London: Even travelling, not just overuse of antibiotic, can make people vulnerable to antibiotic resistance if they eat contaminated food and water containing resistant bacteria, says a new study.
The researchers found that Swedish exchange students who studied in India and in central Africa returned from their sojourns with an increased diversity of antibiotic resistance genes in their gut microbiomes even though none of the students took antibiotics either before or during travel.
These resistance genes were not particularly abundant in the students prior to their travels, but the increases are nonetheless quite significant.

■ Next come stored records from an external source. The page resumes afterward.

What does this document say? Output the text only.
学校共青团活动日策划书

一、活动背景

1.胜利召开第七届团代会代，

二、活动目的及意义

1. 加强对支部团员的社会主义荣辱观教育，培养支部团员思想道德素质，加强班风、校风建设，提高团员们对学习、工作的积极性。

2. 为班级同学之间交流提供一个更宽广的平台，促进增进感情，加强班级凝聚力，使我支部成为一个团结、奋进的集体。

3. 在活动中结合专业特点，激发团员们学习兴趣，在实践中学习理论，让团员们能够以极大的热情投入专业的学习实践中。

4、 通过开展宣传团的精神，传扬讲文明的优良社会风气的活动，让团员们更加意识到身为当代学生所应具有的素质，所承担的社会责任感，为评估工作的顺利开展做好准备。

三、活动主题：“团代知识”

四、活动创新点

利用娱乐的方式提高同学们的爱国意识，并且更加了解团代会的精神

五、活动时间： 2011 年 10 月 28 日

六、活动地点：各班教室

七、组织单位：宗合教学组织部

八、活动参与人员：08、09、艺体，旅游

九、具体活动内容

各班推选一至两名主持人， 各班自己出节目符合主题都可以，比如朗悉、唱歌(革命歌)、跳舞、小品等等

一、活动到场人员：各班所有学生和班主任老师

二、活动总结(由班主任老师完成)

The increase seen in resistance genes could have resulted from ingesting food containing resistant bacteria, or from contaminated water, the investigators wrote.
"We asked students going abroad on exchange programmes to provide a sample of their feces before and after travelling," said one of the researchers Anders Johansson from Umea University in Sweden.
The use of metagenomics sequencing, a modern method, enabled the investigators to sample the entire microbiome of each student, and to sequence every resistance gene therein, rather than focusing on resistance genes in those few bacterial species that grow well on culture plates.
The researchers found a 2.6-fold increase in genes encoding resistance to sulfonamide, a 7.7-fold increase in trimethoprim resistance genes, and a 2.6-fold increase in resistance to beta-lactams -- all of this without any exposure to antibiotics among the 35 exchange students.
The research was published in the journal Antimicrobial Agents and Chemotherapy.